Il est constant que les Evala constituent des moments d’actes frivoles et des ébats insolents pour nombre des pontes qui font le déplacement sur la ville de Kara. Pendant cette période, le sexe coule à flot (sic). Les ministres, les députés, les cadres et même les hommes de médias transforment ces cérémonies traditionnelles en une opportunité pour assouvir leurs appétences sexuelles. Comme la pauvreté est tellement ambiante dans ces villes, il n’est pas trop difficile d’appâter les jeunes filles. Certains cadres du septentrion osent tout de même dénoncer ces comportements qui désacralisent ces rites.

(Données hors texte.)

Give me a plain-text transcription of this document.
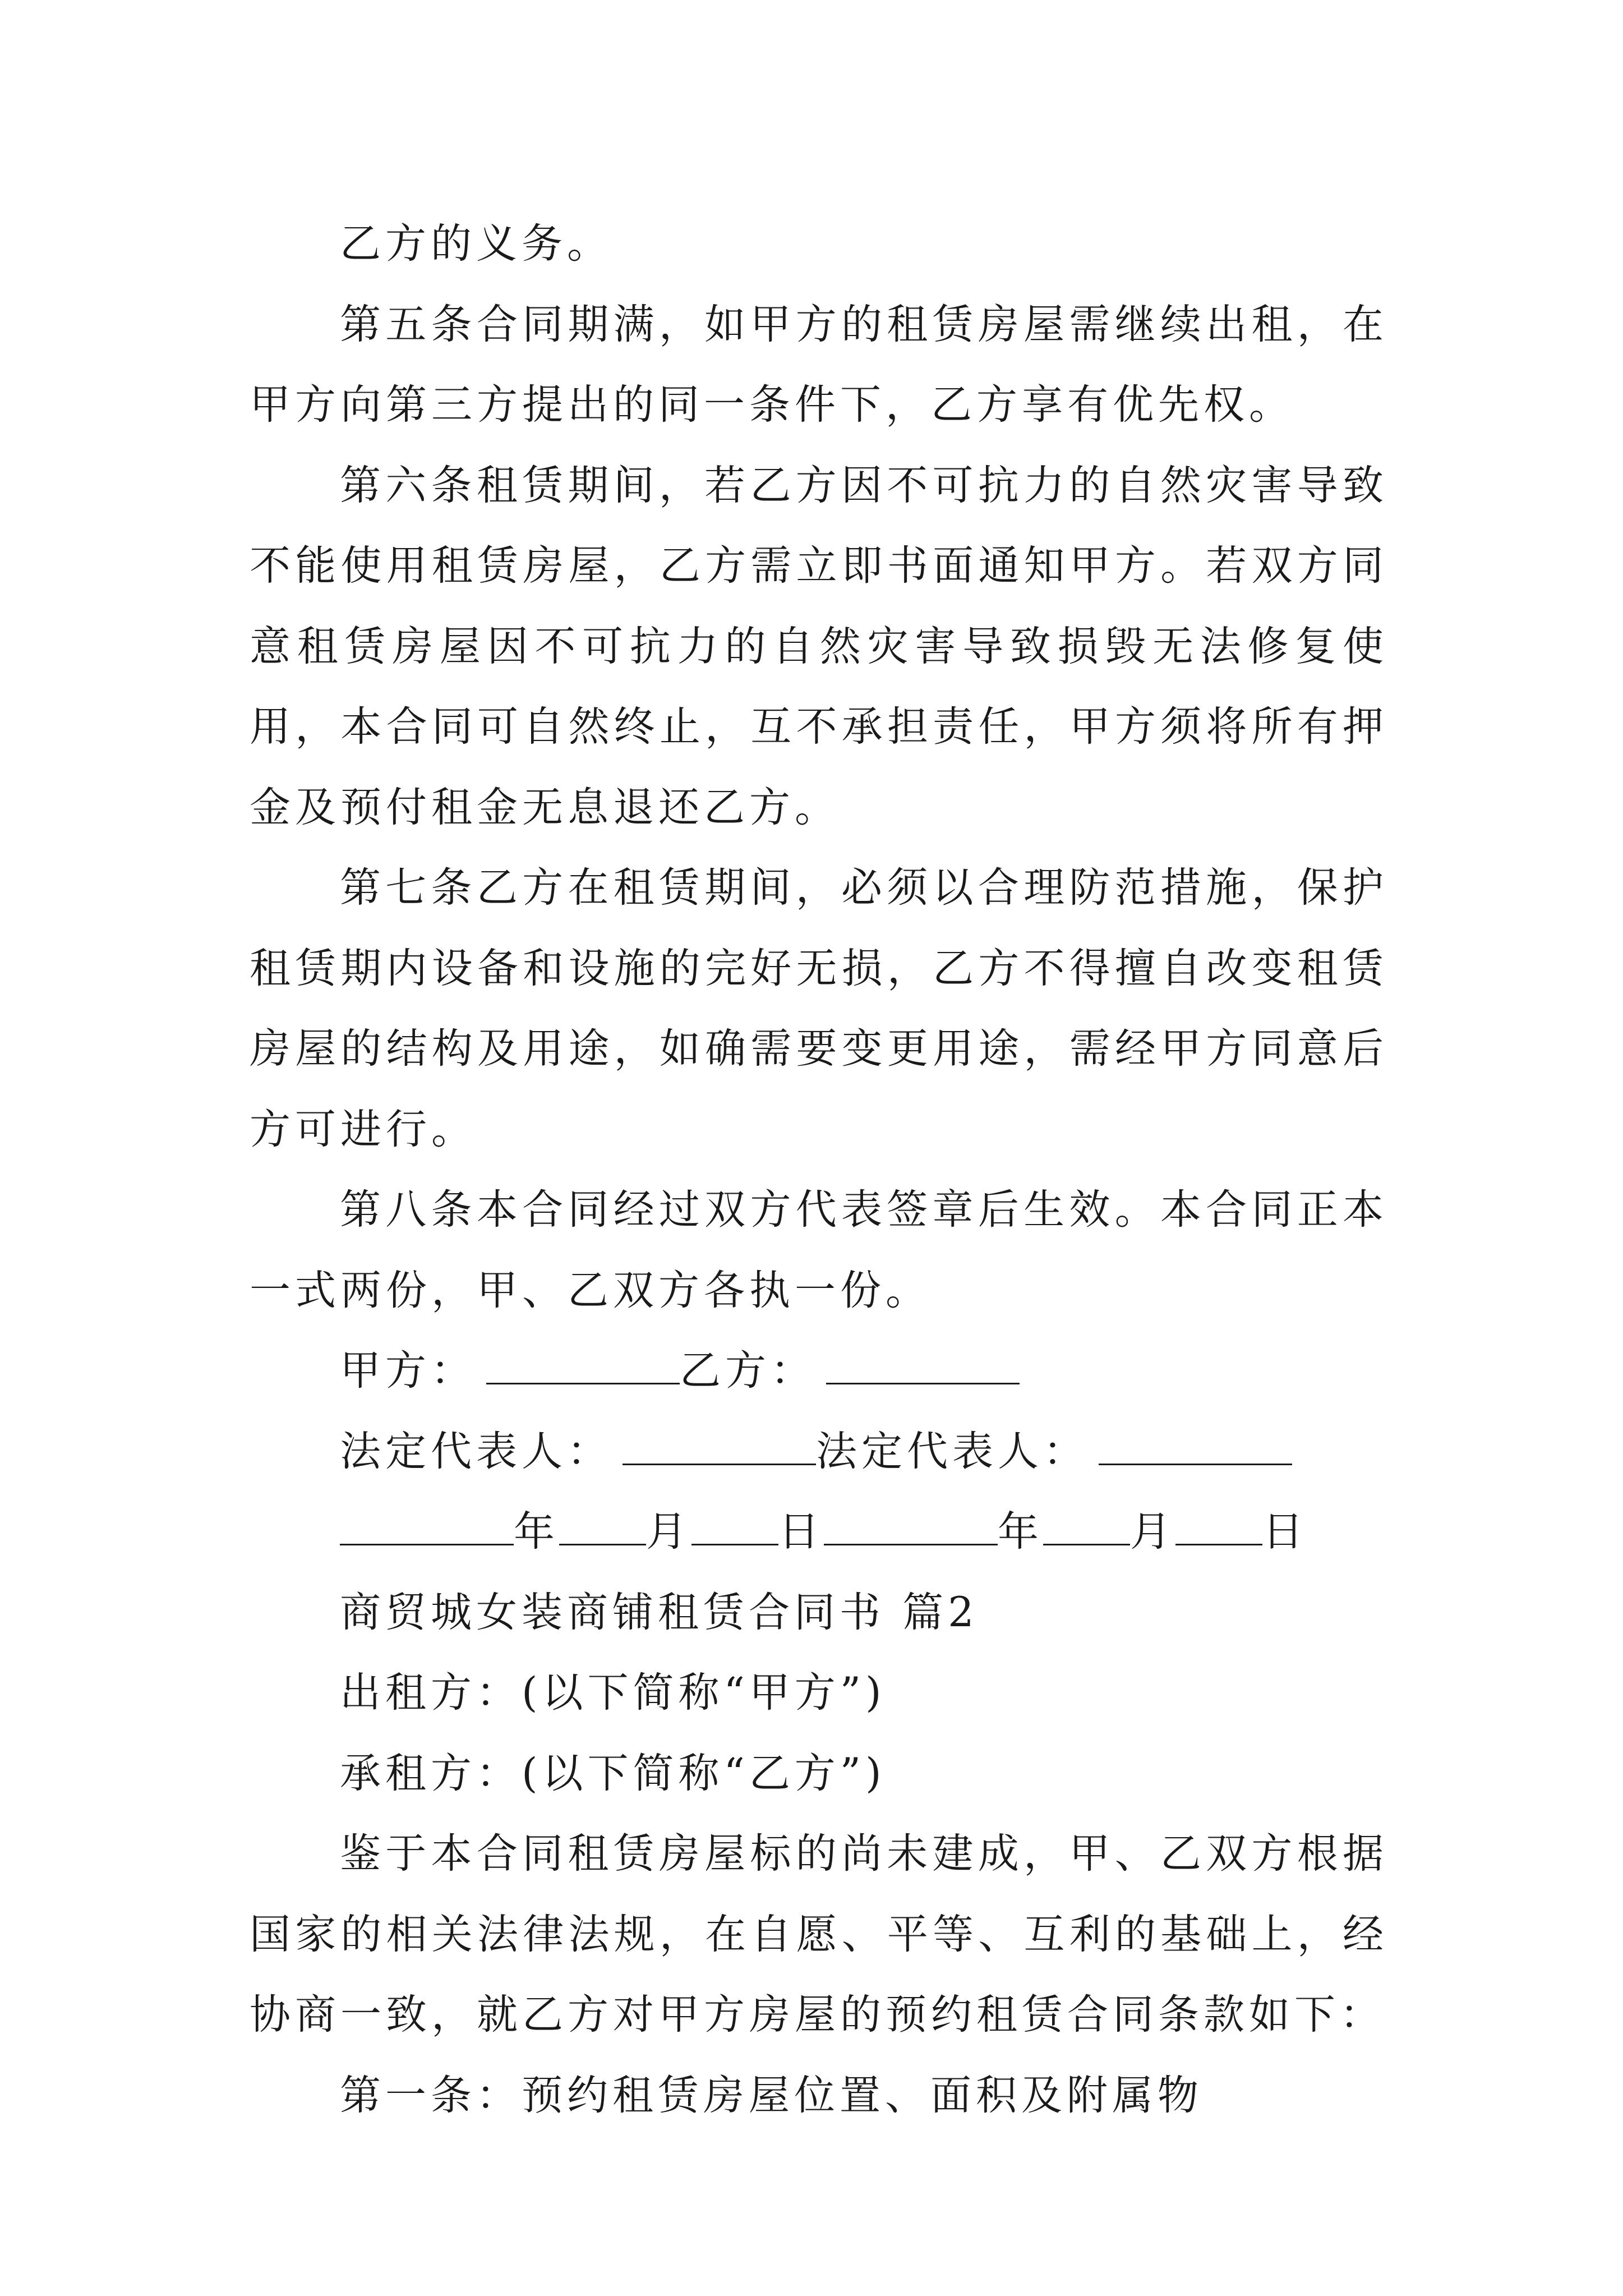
乙方的义务。

第五条合同期满，如甲方的租赁房屋需继续出租，在甲方向第三方提出的同一条件下，乙方享有优先权。

第六条租赁期间，若乙方因不可抗力的自然灾害导致不能使用租赁房屋，乙方需立即书面通知甲方。若双方同意租赁房屋因不可抗力的自然灾害导致损毁无法修复使用，本合同可自然终止，互不承担责任，甲方须将所有押金及预付租金无息退还乙方。

第七条乙方在租赁期间，必须以合理防范措施，保护租赁期内设备和设施的完好无损，乙方不得擅自改变租赁房屋的结构及用途，如确需要变更用途，需经甲方同意后方可进行。

第八条本合同经过双方代表签章后生效。本合同正本一式两份，甲、乙双方各执一份。

甲方：	乙方：
法定代表人：	法定代表人：
年 月 日	年 月 日
商贸城女装商铺租赁合同书 篇2
出租方：(以下简称“甲方”)
承租方：(以下简称“乙方”)

鉴于本合同租赁房屋标的尚未建成，甲、乙双方根据国家的相关法律法规，在自愿、平等、互利的基础上，经协商一致，就乙方对甲方房屋的预约租赁合同条款如下：

第一条：预约租赁房屋位置、面积及附属物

L’édition 2012 va se dérouler dans un contexte très tendu. Ces fêtes interviennent à un moment où la fratrie qui régente le Togo est en lambeaux, la faute au plus «Faure» qui serait très attendu (sic) par ses frères. Programmés pour débuter le 14 juillet, ces rites initiatiques, à en croire certaines sources, devraient commencer finalement le 21 juillet. Faure Gnassingbé y assistera-t-il ? en tout cas, on attend de voir.